Believe it or not, many Americans are currently paying four-figure car payments. It’s hard to understand, given that most mortgage and rent payments are only slightly higher in some areas of the country. Either way, it looks like a monthly car payment of more than $1,000 could become the norm. But why?
Interest rates and dealer benefits contribute to higher monthly payments
As interest rates rise and dealers add benefits to new cars, the average monthly auto loan payment will continue to rise. According to Edmunds data, nearly 15% of drivers who financed a vehicle by the end of 2022 are paying more than $1,000 a month. At the same time, nearly 5% of those who financed a used car pay more than $1,000 a month.
At first glance, it may appear that car buyers are simply biting off more than they can chew, but this is only partially true. CBS News reports that “the Federal Reserve continues to raise interest rates in its battle against inflation. The average rate on new and used cars is 6.5% and 10%, respectively, compared to 4.1% and 7.4% from a year ago.”
These high interest rates contribute to higher monthly payments, as do dealer profits.
Negative equity is making things worse
In addition to higher interest rates and dealer profits, negative equity has also contributed to higher monthly payments. Edmunds reported that in the fourth quarter of 2022, 17.4% of new car purchases that included a trade-in had negative equity to bring in a new loan. Having negative equity means the buyer owed more on the loan than their trade-in was worth, which is then rolled over to the new loan and therefore has higher payments.
To be clear, this data doesn’t mean everyone is paying more than $1,000 a month on their auto loans, but it could be headed in that direction. CBS News noted that the average car note at the end of 2022 was $717 for new cars and $563 for used cars, compared to $525 and $389, respectively, just five years ago. As you might guess, global supply shortages and the pandemic are largely to blame for rising car prices and higher monthly payments.
There are ways to get away from a four-figure monthly payment
Fortunately, for anyone looking to finance a car in 2023, there are a couple of ways you can afford such a high monthly payment. The first way is to simply buy a car with a lower cost up front. While new and used car prices are still high, there are some bargains to be found.

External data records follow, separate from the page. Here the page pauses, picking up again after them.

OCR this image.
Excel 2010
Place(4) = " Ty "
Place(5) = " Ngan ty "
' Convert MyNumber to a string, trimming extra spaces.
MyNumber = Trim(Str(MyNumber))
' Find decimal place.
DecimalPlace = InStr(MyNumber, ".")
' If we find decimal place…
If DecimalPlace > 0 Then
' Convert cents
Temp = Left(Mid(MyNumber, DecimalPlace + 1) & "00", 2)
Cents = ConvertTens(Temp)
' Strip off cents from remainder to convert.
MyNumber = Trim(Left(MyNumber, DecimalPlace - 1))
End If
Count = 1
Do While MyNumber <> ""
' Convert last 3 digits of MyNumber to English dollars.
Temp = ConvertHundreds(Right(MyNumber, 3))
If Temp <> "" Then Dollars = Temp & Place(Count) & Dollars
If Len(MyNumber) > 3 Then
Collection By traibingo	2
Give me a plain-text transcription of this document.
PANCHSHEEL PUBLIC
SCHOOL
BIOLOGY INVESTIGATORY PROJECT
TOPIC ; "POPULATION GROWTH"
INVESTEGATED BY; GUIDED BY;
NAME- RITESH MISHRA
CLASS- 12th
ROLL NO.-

Also, putting a higher down payment will lower your monthly car loan payment. Finally, opting to buy a certified used car could be advantageous. Edmunds editors noted that certified used cars typically have incentivized interest rates lower than the national average used car loan rate.
While a monthly auto loan payment of $1,000 might be normal for some car owners right now, it doesn’t have to be normal in every way. At this time, we recommend that you look for a lower interest rate on your next auto loan in addition to a lower priced car to ensure a lower monthly payment in the future.